Bianconi: stupito e amareggiato ma ribadisco le mie convinzioni. «Sono stupito e in fondo amareggiato per la nota del Quirinale rispetto alla mia intervista. Ritengo, in tutta franchezza, totalmente sproporzionati i toni della nota medesima». È quanto afferma Maurizio Bianconi, vicepresidente del gruppo PdL alla Camera.

«Peraltro, non posso che ribadire la mia ferma convinzione che il presidente Napolitano, al momento del conferimento dell’incarico di formare il governo a Silvio Berlusconi dopo le elezioni del 2008, operò consultazioni rapidissime, convocò Berlusconi e comunicò pressochè in contemporanea i nomi dei ministri. In quella occasione – aggiunge Bianconi -risultò chiaro, anche dalle parole del Presidente della Repubblica, che in Italia c’era una maggioranza, un programma e un leader addirittura indicato nel simbolo, e che quindi la sua scelta nel conferimento dell’incarico era per così dire ‘vincolatà. Si è così dato corpo a una nuova prassi costituzionale (Costituzione materiale) che non può valere a corrente alternata. Ne consegue che, ove questa maggioranza non avesse più la fiducia in Parlamento, non sarebbe dato concepire il ritorno ai vecchi riti di consultazioni e costituzioni di governi che godono di maggioranza parlamentare ma non popolare. Cioè – sostiene Bianconi – il presidente Napolitano non potrebbe contraddire se stesso in un passaggio così delicato e certo questa non è questione da messa in stato d’accusa, come viene dichiarato nella nota del Quirinale».

Quanto alla messa in stato d’accusa del presidente della Repubblica, «solo uno sciocco lo penserebbe – aggiunge Bianconi – e nessuno lo ha mai detto nè fatto supporre.

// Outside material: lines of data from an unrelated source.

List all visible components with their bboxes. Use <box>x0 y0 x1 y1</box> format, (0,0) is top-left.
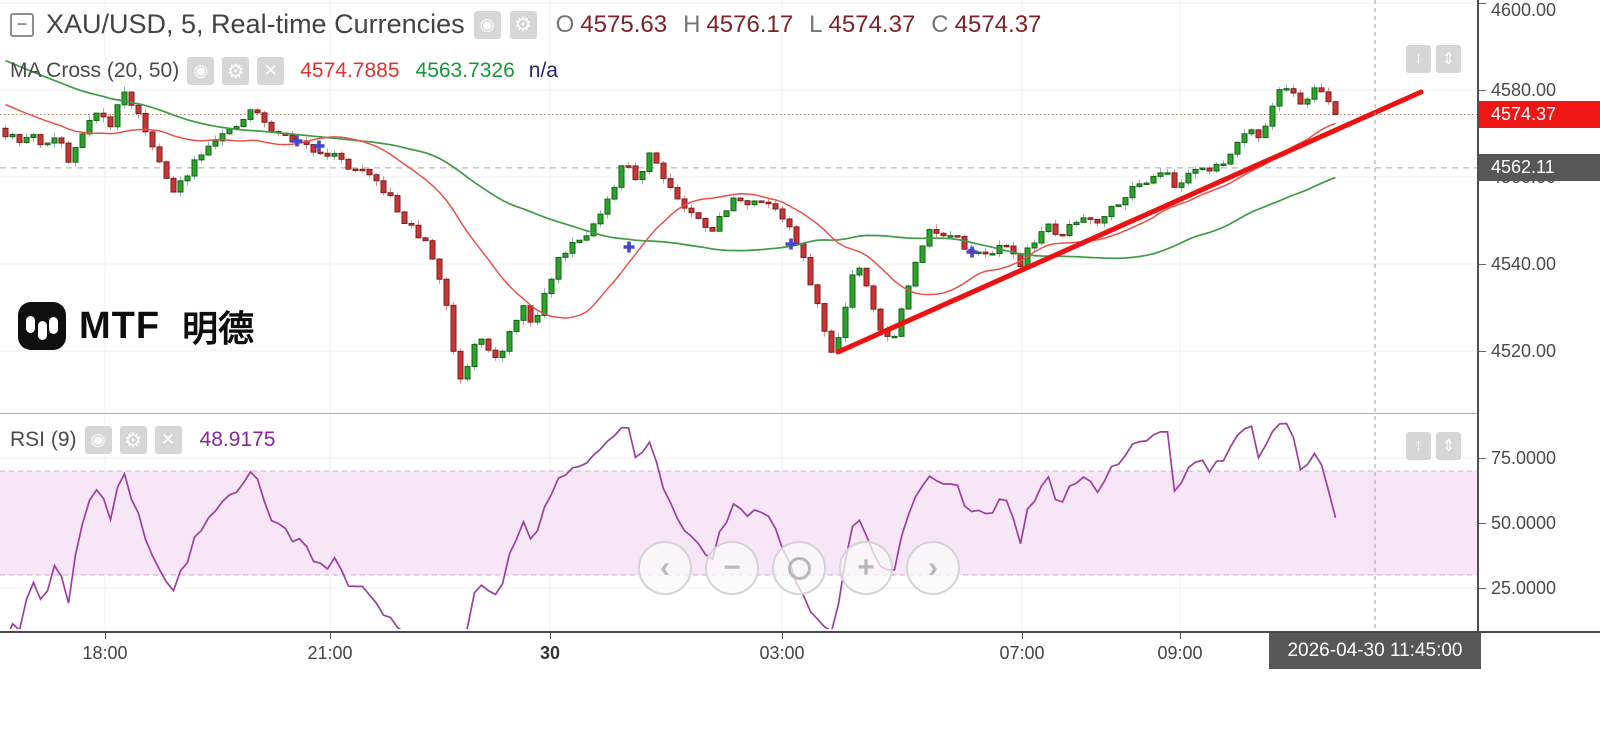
eye-icon[interactable]: ◉ <box>473 10 501 39</box>
chart-nav-buttons: ‹ − + › <box>638 541 960 595</box>
high-label: H <box>683 10 701 38</box>
price-tick-mark <box>1479 89 1486 91</box>
time-tick-mark <box>1022 633 1023 639</box>
brand-watermark: MTF 明德 <box>18 300 254 352</box>
indicator-value-badge: 4562.11 <box>1479 154 1600 182</box>
price-axis[interactable]: 4574.37 4562.11 4600.004580.004560.00454… <box>1479 0 1600 667</box>
ma-cross-marker <box>313 140 325 152</box>
ma-fast-value: 4574.7885 <box>300 59 400 82</box>
close-label: C <box>931 10 949 38</box>
rsi-pane-controls: ↑ ⇕ <box>1406 432 1461 460</box>
low-value: 4574.37 <box>828 10 916 38</box>
ma-cross-marker <box>785 238 797 250</box>
close-icon[interactable]: ✕ <box>257 57 285 85</box>
main-pane-controls: ↓ ⇕ <box>1406 45 1461 73</box>
gear-icon[interactable]: ⚙ <box>509 10 537 39</box>
rsi-title[interactable]: RSI (9) <box>10 428 77 451</box>
time-tick-mark <box>782 633 783 639</box>
rsi-tick-mark <box>1479 587 1486 589</box>
eye-icon[interactable]: ◉ <box>187 57 215 85</box>
high-value: 4576.17 <box>706 10 794 38</box>
rsi-value: 48.9175 <box>199 428 276 451</box>
open-value: 4575.63 <box>580 10 668 38</box>
ma-slow-value: 4563.7326 <box>415 59 515 82</box>
maximize-pane-icon[interactable]: ⇕ <box>1436 45 1461 73</box>
last-price-badge: 4574.37 <box>1479 100 1600 128</box>
rsi-line <box>9 422 1337 629</box>
rsi-tick-mark <box>1479 457 1486 459</box>
collapse-pane-icon[interactable]: – <box>10 12 34 37</box>
trend-line <box>835 89 1424 355</box>
symbol-title[interactable]: XAU/USD, 5, Real-time Currencies <box>46 9 465 39</box>
crosshair-time-badge: 2026-04-30 11:45:00 <box>1269 633 1481 669</box>
rsi-tick-mark <box>1479 522 1486 524</box>
price-tick-mark <box>1479 263 1486 265</box>
time-tick-label: 21:00 <box>307 643 353 663</box>
brand-name: MTF <box>79 304 161 347</box>
candles-layer <box>2 83 1339 385</box>
gear-icon[interactable]: ⚙ <box>119 426 147 454</box>
price-axis-border <box>1477 0 1479 667</box>
move-pane-up-icon[interactable]: ↑ <box>1406 432 1431 460</box>
price-tick-mark <box>1479 350 1486 352</box>
chart-canvas[interactable] <box>0 0 1477 631</box>
close-value: 4574.37 <box>954 10 1042 38</box>
gear-icon[interactable]: ⚙ <box>222 57 250 85</box>
price-tick-label: 4520.00 <box>1491 341 1557 361</box>
scroll-right-button[interactable]: › <box>906 541 960 595</box>
maximize-pane-icon[interactable]: ⇕ <box>1436 432 1461 460</box>
time-tick-label: 09:00 <box>1157 643 1203 663</box>
open-label: O <box>555 10 575 38</box>
time-tick-mark <box>105 633 106 639</box>
reset-zoom-button[interactable] <box>772 541 826 595</box>
ma-cross-header: MA Cross (20, 50) ◉ ⚙ ✕ 4574.7885 4563.7… <box>10 57 558 85</box>
ma-cross-marker <box>291 135 303 147</box>
time-tick-label: 07:00 <box>999 643 1045 663</box>
time-tick-label: 30 <box>539 643 561 663</box>
eye-icon[interactable]: ◉ <box>84 426 112 454</box>
zoom-out-button[interactable]: − <box>705 541 759 595</box>
time-tick-mark <box>330 633 331 639</box>
ma-cross-title[interactable]: MA Cross (20, 50) <box>10 59 180 82</box>
rsi-tick-label: 25.0000 <box>1491 578 1557 598</box>
price-tick-label: 4540.00 <box>1491 254 1557 274</box>
symbol-header: – XAU/USD, 5, Real-time Currencies ◉ ⚙ O… <box>10 9 1051 40</box>
ma-fast-line <box>5 103 1336 319</box>
time-axis[interactable]: 2026-04-30 11:45:00 18:00 21:00 30 03:00 07:… <box>0 631 1600 669</box>
price-tick-label: 4580.00 <box>1491 80 1557 100</box>
zoom-in-button[interactable]: + <box>839 541 893 595</box>
price-tick-mark <box>1479 2 1486 4</box>
reset-zoom-icon <box>787 556 811 580</box>
brand-name-cn: 明德 <box>182 308 255 349</box>
time-tick-mark <box>550 633 551 639</box>
rsi-tick-label: 50.0000 <box>1491 513 1557 533</box>
time-tick-mark <box>1180 633 1181 639</box>
close-icon[interactable]: ✕ <box>154 426 182 454</box>
ohlc-readout: O 4575.63 H 4576.17 L 4574.37 C 4574.37 <box>556 11 1052 39</box>
move-pane-down-icon[interactable]: ↓ <box>1406 45 1431 73</box>
ma-cross-marker <box>966 246 978 258</box>
low-label: L <box>809 10 823 38</box>
scroll-left-button[interactable]: ‹ <box>638 541 692 595</box>
ma-cross-marker <box>623 241 635 253</box>
brand-logo-icon <box>18 302 66 350</box>
ma-slow-line <box>5 59 1336 260</box>
time-tick-label: 03:00 <box>759 643 805 663</box>
price-tick-label: 4600.00 <box>1491 0 1557 20</box>
panel-separator[interactable] <box>0 413 1600 414</box>
ma-na-value: n/a <box>528 59 558 82</box>
rsi-tick-label: 75.0000 <box>1491 448 1557 468</box>
time-tick-label: 18:00 <box>82 643 128 663</box>
rsi-header: RSI (9) ◉ ⚙ ✕ 48.9175 <box>10 426 275 454</box>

Quanto all’uso delle parole »tradire« e »tradimento«, esse sono frutto dello sbrigativo linguaggio giornalistico e non avevano e non hanno certo il senso e la sostanza che gli si è voluto attribuire. Ribadisco il massimo rispetto per le istituzioni e per il Presidente della Repubblica – conclude – ma la sostanza del concetto espresso non cambia. E forse sarebbe stato meglio misurarsi su questo. Ciò non significa certo che non confido che tutto questo ipotizzato non si verificherà e che non avverrà nessun “tradimento” nel senso sopra esplicitato della Carta Costituzionale».